Michael Byron



Book of Horizons

 

Michael Byron's Book of Horizons (2009) is on the CD of the same title. I have actually reviewed him before in the 32:5 issue of Fanfare magazine--his Dreamers of Pearl for solo piano, performed by Joseph Kubera. Byron is another genuinely uncompromising composer, but with a twist.

Each of the five movements of this piece is essentially an extended state with a consistent character; they suggest to me the "ergodic form" advocated by Byron's teacher, the late James Tenney. Basically two-part counterpoint, the parts are nonetheless so involved and complex that the music sounds far more rich than it appears on the page (a nice feature of the CD's liner notes is that score examples are provided for the piece).

At first, the effect is controlled chaos, and I was reminded of Nancarrow's fiendish player piano figurations. But then the second movement is as limpid and modal as the first was aggressive and chromatic.
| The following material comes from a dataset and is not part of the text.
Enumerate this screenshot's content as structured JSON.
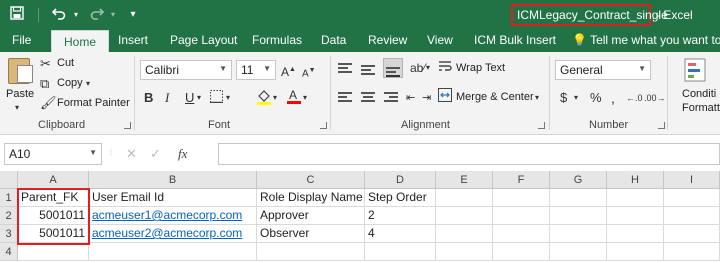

What quickly emerges is that Byron is suggesting that an "algorithmic" approach to composition (driven by powerful underlying axioms and processes) can be applied to any harmonic or stylistic template. The third movement returns to the more Modernistic experimental world, though it's almost like nothing I've ever heard--splatters of clusters and micro-glissandos, in a polytonal context that defies an evident harmonic parsing. The fourth movement is triadic and Romantic in spirit, though its arpeggios make it more like a big wind chime than a song. And the last takes us into a realm of nervous, but gentle, pointillism, a bit aviary, a bit spring shower.